Ainsi au moins implicitement, de façon fort adroite le Tribunal de Montreuil rattache à une phase pour mieux s’affranchir de cette condition textuelle le premièrement de l’article L181-18 du code de l’environnement, bien évidemment à articuler avec le deuxièmement de la même disposition :
« En premier lieu, d’une part, il résulte de l’instruction que le vice résultant de l’insuffisance de l’étude d’impact quant à l’analyse des incidences cumulées du projet avec celui de la ZAC du Triangle de Gonesse concerne la phase d’examen du projet. Ce vice de procédure peut être réparé par des compléments apportés à l’étude d’impact. Dans le cas où ces éléments, qui devront être présentés en tenant compte d’éventuels changements significatifs des circonstances de fait, comporteraient des modifications substantielles par rapport à ceux portés à la connaissance du public à l’occasion de l’enquête publique, une enquête publique complémentaire devra être organisée à titre de régularisation, selon les modalités prévues par les articles L. 123-14 et R. 123-23 du code de l’environnement.
D’autre part, il résulte de l’instruction que l’erreur manifeste entachant l’arrêté litigieux quant à l’appréciation de la suffisance des mesures de compensation prévues est susceptible d’être régularisée par la réalisation de l’analyse quantitative des gains de biodiversité induits par les dispositifs envisagés et, éventuellement, par la prévision de mesures de compensation complémentaires. »
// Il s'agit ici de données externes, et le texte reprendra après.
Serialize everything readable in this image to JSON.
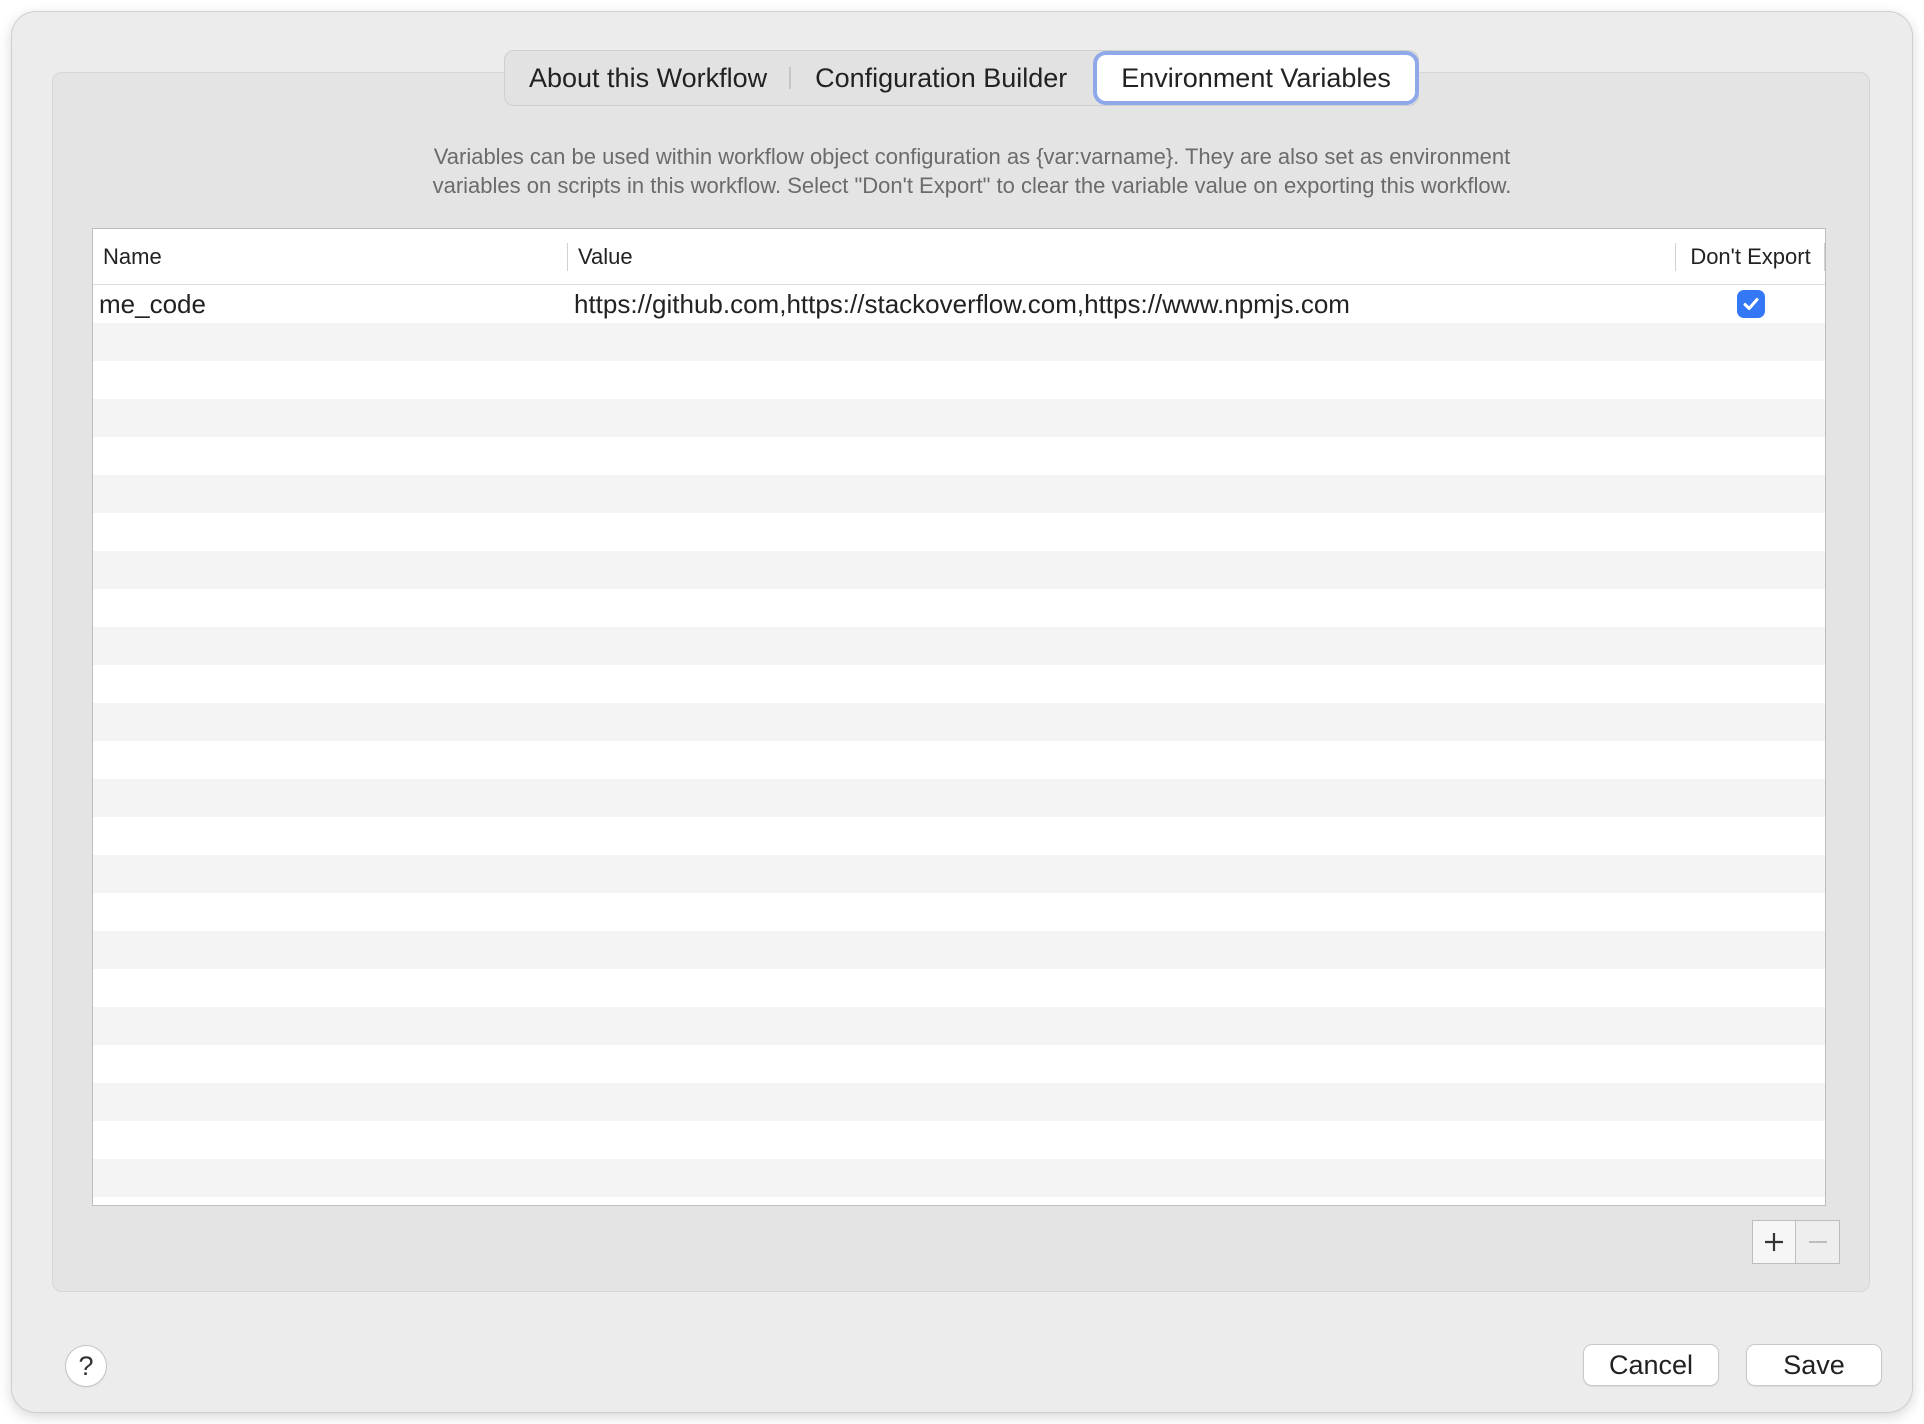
{
  "tabs": [
    {
      "label": "About this Workflow",
      "active": false
    },
    {
      "label": "Configuration Builder",
      "active": false
    },
    {
      "label": "Environment Variables",
      "active": true
    }
  ],
  "description": {
    "line1": "Variables can be used within workflow object configuration as {var:varname}. They are also set as environment",
    "line2": "variables on scripts in this workflow. Select \"Don't Export\" to clear the variable value on exporting this workflow."
  },
  "table": {
    "columns": {
      "name": "Name",
      "value": "Value",
      "dont_export": "Don't Export"
    },
    "rows": [
      {
        "name": "me_code",
        "value": "https://github.com,https://stackoverflow.com,https://www.npmjs.com",
        "dont_export": true
      }
    ]
  },
  "controls": {
    "add_icon": "plus-icon",
    "remove_icon": "minus-icon",
    "remove_enabled": false
  },
  "footer": {
    "help_label": "?",
    "cancel_label": "Cancel",
    "save_label": "Save"
  },
  "colors": {
    "accent": "#3478f6",
    "tab_focus_ring": "#8ea8ea",
    "window_bg": "#ececec"
  }
}
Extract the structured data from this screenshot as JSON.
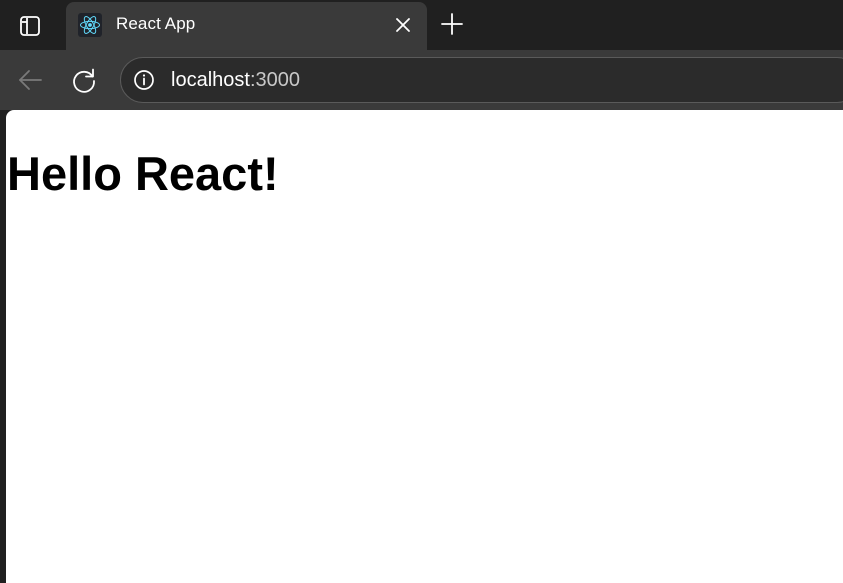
{
  "tab": {
    "title": "React App",
    "favicon": "react-logo-icon"
  },
  "toolbar": {
    "url_host": "localhost",
    "url_port": ":3000",
    "back_icon": "back-arrow-icon",
    "reload_icon": "reload-icon",
    "site_info_icon": "info-icon"
  },
  "page": {
    "heading": "Hello React!"
  },
  "colors": {
    "chrome_bg": "#202020",
    "toolbar_bg": "#3a3a3a",
    "react_blue": "#61dafb"
  }
}
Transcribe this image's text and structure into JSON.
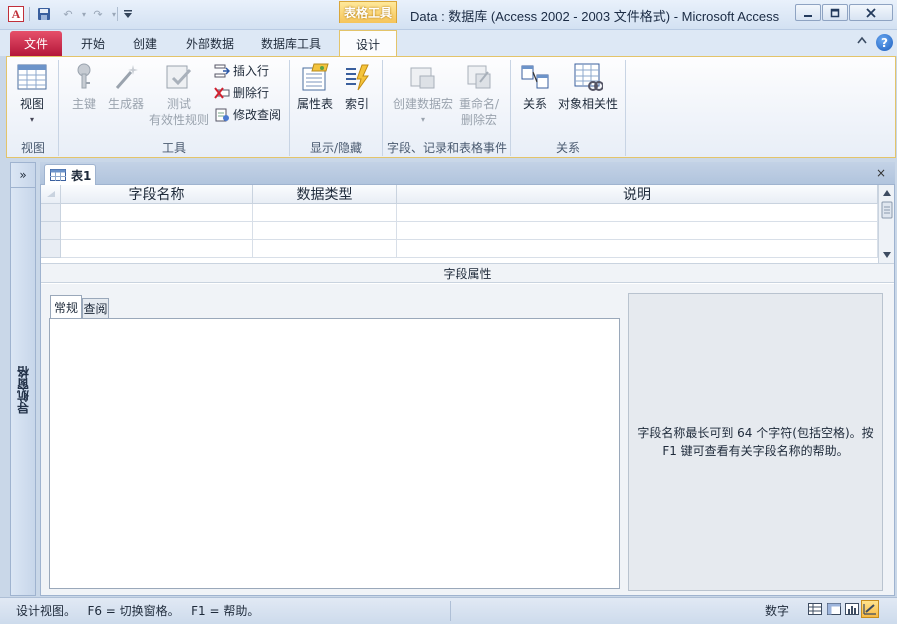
{
  "quick_access": {
    "app_icon": "access-icon",
    "undo_arrow": "▾",
    "redo_arrow": "▾"
  },
  "title": {
    "context_tab": "表格工具",
    "window_title": "Data : 数据库 (Access 2002 - 2003 文件格式)  -  Microsoft Access"
  },
  "window_controls": {
    "minimize": "minimize-icon",
    "maximize": "maximize-icon",
    "close": "close-icon"
  },
  "ribbon_tabs": [
    {
      "label": "文件"
    },
    {
      "label": "开始"
    },
    {
      "label": "创建"
    },
    {
      "label": "外部数据"
    },
    {
      "label": "数据库工具"
    },
    {
      "label": "设计"
    }
  ],
  "ribbon_groups": {
    "view": {
      "label": "视图",
      "view_button": "视图",
      "view_arrow": "▾"
    },
    "tools": {
      "label": "工具",
      "primary_key": "主键",
      "builder": "生成器",
      "test_rules_line1": "测试",
      "test_rules_line2": "有效性规则",
      "insert_row": "插入行",
      "delete_row": "删除行",
      "modify_lookup": "修改查阅"
    },
    "show_hide": {
      "label": "显示/隐藏",
      "property_sheet": "属性表",
      "indexes": "索引"
    },
    "events": {
      "label": "字段、记录和表格事件",
      "create_macro": "创建数据宏",
      "create_macro_arrow": "▾",
      "rename_macro_line1": "重命名/",
      "rename_macro_line2": "删除宏"
    },
    "relationships": {
      "label": "关系",
      "relationships_button": "关系",
      "dependencies_button": "对象相关性"
    }
  },
  "nav_pane": {
    "toggle": "»",
    "label": "导航窗格"
  },
  "document": {
    "tab_label": "表1",
    "close": "×",
    "columns": [
      "字段名称",
      "数据类型",
      "说明"
    ],
    "row_count": 3,
    "field_properties_label": "字段属性",
    "property_tabs": [
      "常规",
      "查阅"
    ],
    "help_text": "字段名称最长可到 64 个字符(包括空格)。按 F1 键可查看有关字段名称的帮助。"
  },
  "status_bar": {
    "text": "设计视图。   F6 = 切换窗格。   F1 = 帮助。",
    "mode": "数字"
  },
  "colors": {
    "file_tab": "#c9213f",
    "context_tab": "#f5c45a",
    "ribbon_border": "#e3c46a",
    "window_bg": "#c9d7e8"
  }
}
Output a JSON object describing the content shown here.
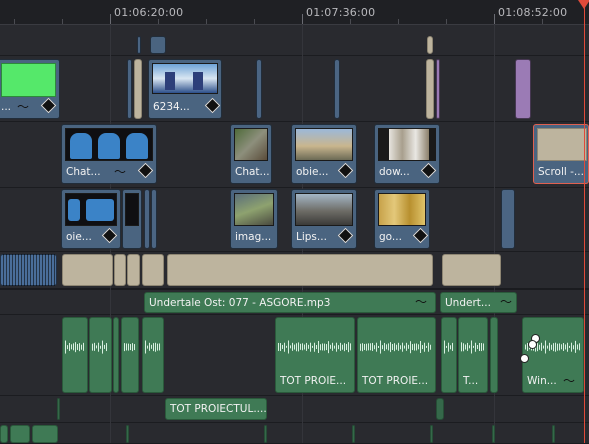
{
  "ruler": {
    "timecodes": [
      "01:06:20:00",
      "01:07:36:00",
      "01:08:52:00"
    ]
  },
  "video_tracks": {
    "v4_clips": [
      {
        "name": "...",
        "label": "..."
      },
      {
        "name": "6234...",
        "label": "6234..."
      }
    ],
    "v3_clips": [
      {
        "label": "Chat..."
      },
      {
        "label": "Chat..."
      },
      {
        "label": "obie..."
      },
      {
        "label": "dow..."
      },
      {
        "label": "Scroll -..."
      }
    ],
    "v2_clips": [
      {
        "label": "oie..."
      },
      {
        "label": "imag..."
      },
      {
        "label": "Lips..."
      },
      {
        "label": "go..."
      }
    ]
  },
  "audio_tracks": {
    "music_clips": [
      {
        "label": "Undertale Ost: 077 - ASGORE.mp3"
      },
      {
        "label": "Undert..."
      }
    ],
    "voice_clips": [
      {
        "label": "TOT PROIE..."
      },
      {
        "label": "TOT PROIE..."
      },
      {
        "label": "T..."
      },
      {
        "label": "Win..."
      }
    ],
    "lower_clips": [
      {
        "label": "TOT PROIECTUL...."
      }
    ]
  },
  "colors": {
    "background": "#2a2b30",
    "video_clip": "#4a6480",
    "audio_clip": "#3f7a55",
    "placeholder_clip": "#bdb49e",
    "generator_clip": "#55e86a",
    "adjustment_clip": "#9b7bb5",
    "playhead": "#e04a3a"
  },
  "icons": [
    "diamond-fx-icon",
    "curve-keyframe-icon"
  ]
}
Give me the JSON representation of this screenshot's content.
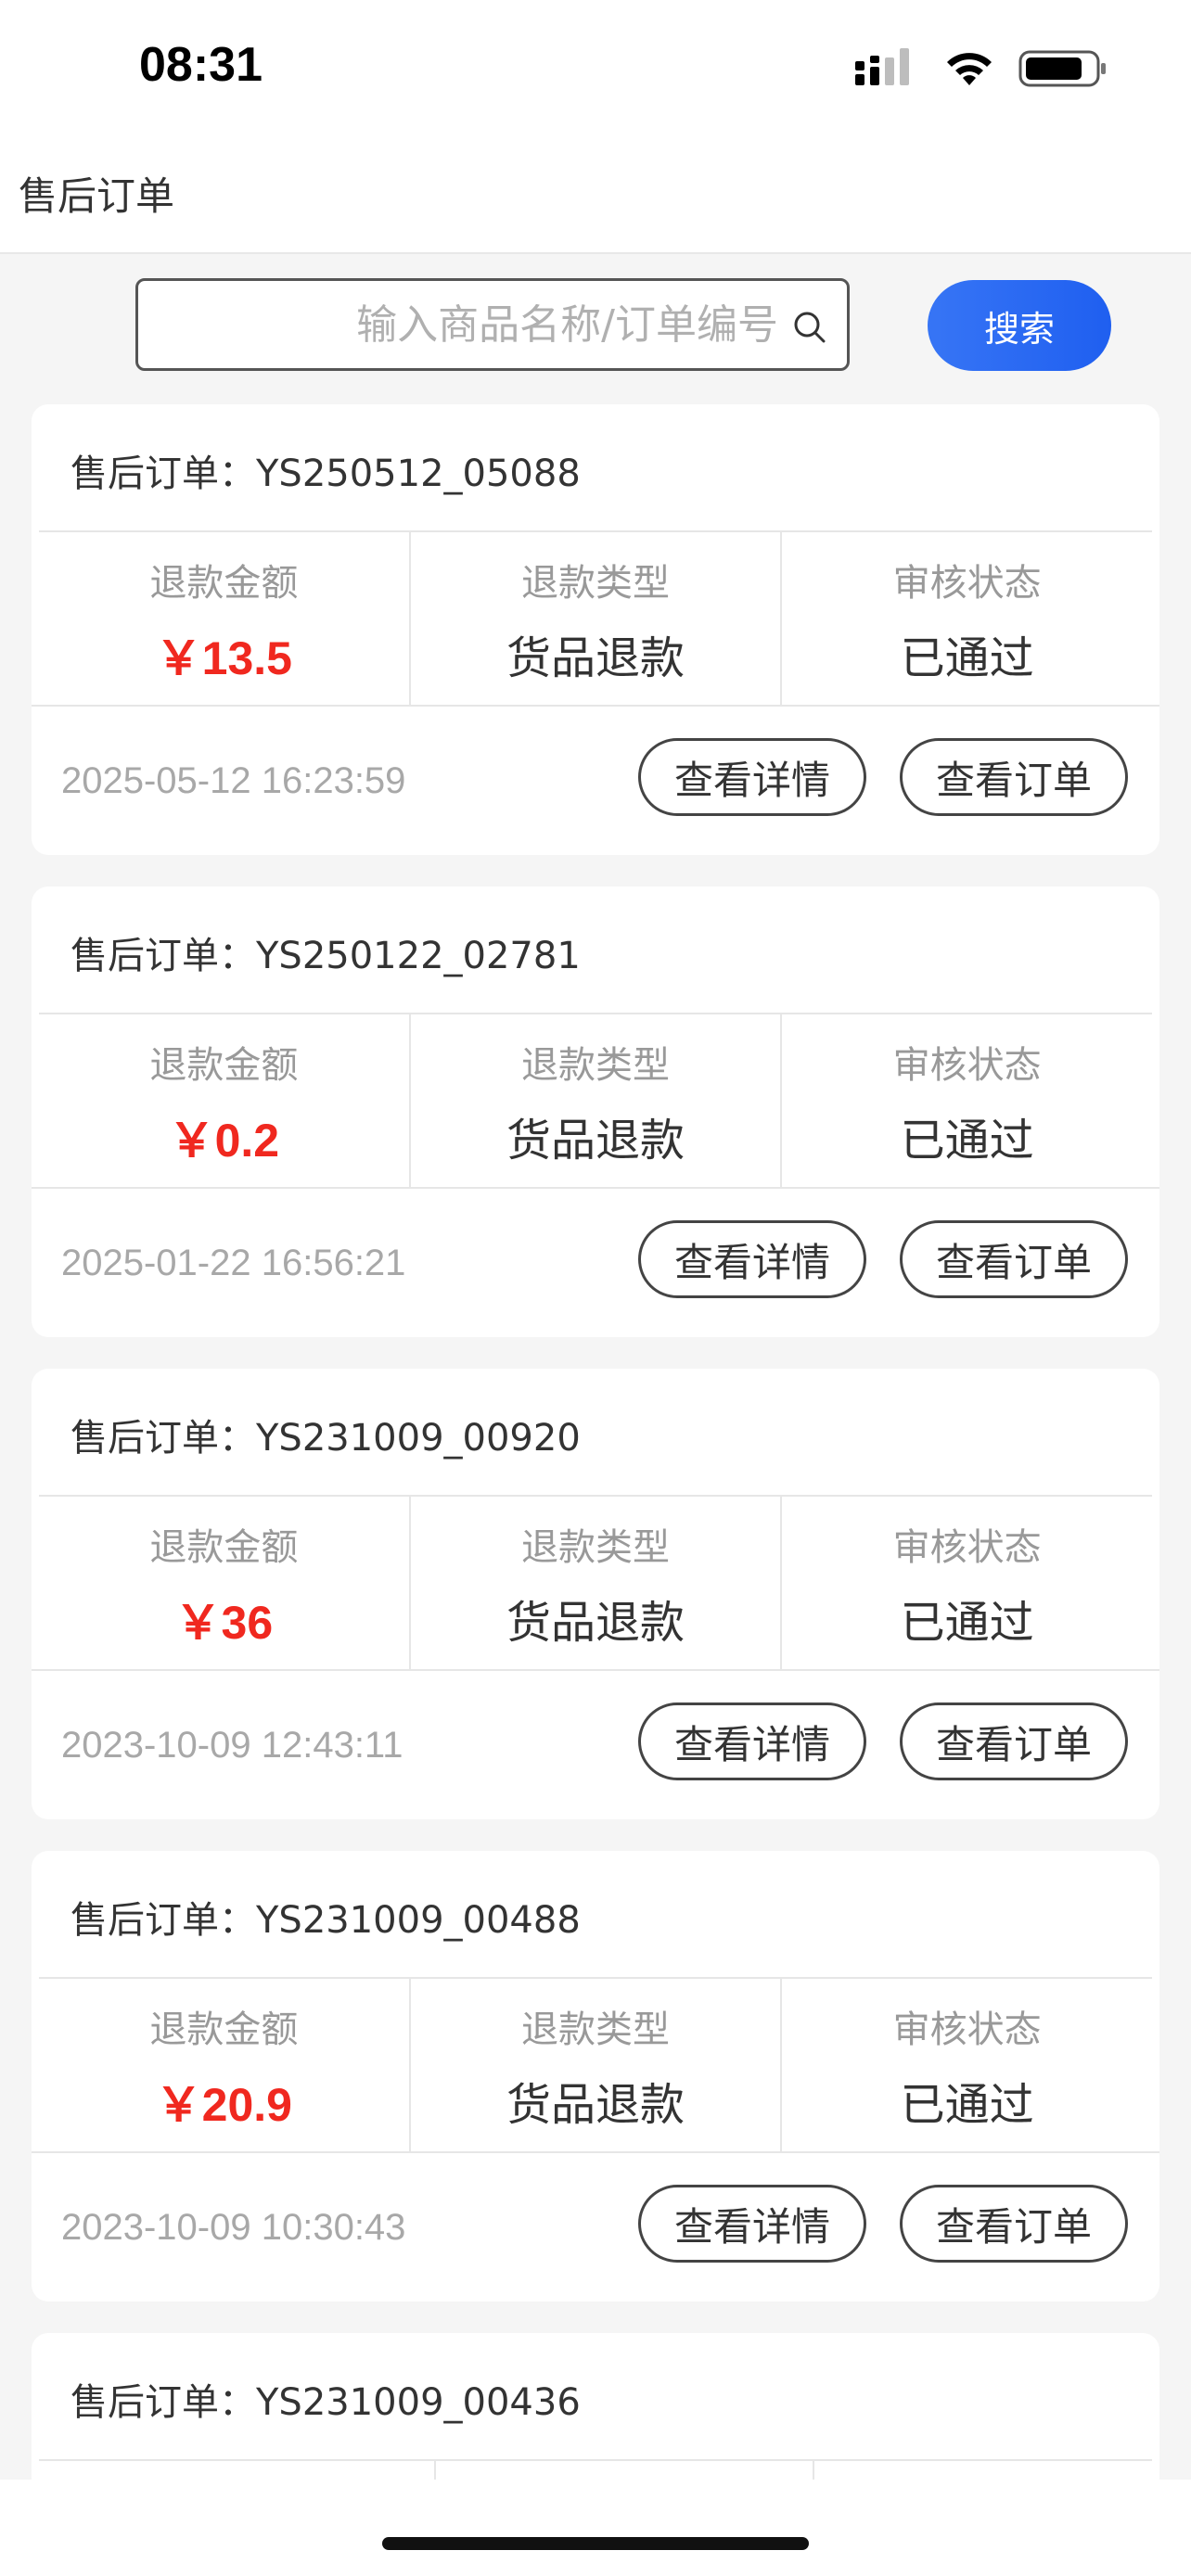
{
  "status_bar": {
    "time": "08:31"
  },
  "nav": {
    "title": "售后订单"
  },
  "search": {
    "placeholder": "输入商品名称/订单编号",
    "value": "",
    "button_label": "搜索"
  },
  "labels": {
    "order_prefix": "售后订单：",
    "refund_amount": "退款金额",
    "refund_type": "退款类型",
    "review_status": "审核状态",
    "view_detail": "查看详情",
    "view_order": "查看订单"
  },
  "orders": [
    {
      "order_no": "YS250512_05088",
      "amount": "￥13.5",
      "refund_type": "货品退款",
      "status": "已通过",
      "time": "2025-05-12 16:23:59"
    },
    {
      "order_no": "YS250122_02781",
      "amount": "￥0.2",
      "refund_type": "货品退款",
      "status": "已通过",
      "time": "2025-01-22 16:56:21"
    },
    {
      "order_no": "YS231009_00920",
      "amount": "￥36",
      "refund_type": "货品退款",
      "status": "已通过",
      "time": "2023-10-09 12:43:11"
    },
    {
      "order_no": "YS231009_00488",
      "amount": "￥20.9",
      "refund_type": "货品退款",
      "status": "已通过",
      "time": "2023-10-09 10:30:43"
    },
    {
      "order_no": "YS231009_00436"
    }
  ],
  "colors": {
    "accent_blue": "#2a66f2",
    "amount_red": "#f0281f",
    "background": "#f5f5f5"
  },
  "icons": {
    "search": "search-icon",
    "signal": "signal-icon",
    "wifi": "wifi-icon",
    "battery": "battery-icon"
  }
}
Ici au final l’erreur manifeste d’appréciation touche la décision en tant que dernière phase de la procédure d’autorisation ce que tait le jugement avant dire droit ; au contraire, le tribunal explicite l’insuffisance de l’étude d’impact comme relevant de la phase d’examen. Or l’erreur manifeste commise résulte elle-même d’un défaut des mesures de compensation qui auraient eux aussi se trouver dans l’étude d’impact.
Selon ce raisonnement, les vices qui peuvent se rattacher à la même phase même s’ils en impactent une autre peuvent être régularisés.
Autre intérêt du jugement commenté, les juges suspendent les travaux sur une partie du terrain d’assiette du projet. Toutefois, les travaux se poursuivent sur une partie du projet, compte tenu que « leur suspension est susceptible de rendre l’exécution des travaux plus onéreuse et de compromettre leur réalisation dans les délais initialement projetés ». Cette absence de suspension sur l’ensemble du projet est motivée par le fait que certaines espèces protégées auraient également été aperçues sur d’autres sites et que la poursuite des travaux « n’est pas de nature à avoir des conséquences graves et irréversibles en ce qui concerne la conservation » de l’espèce.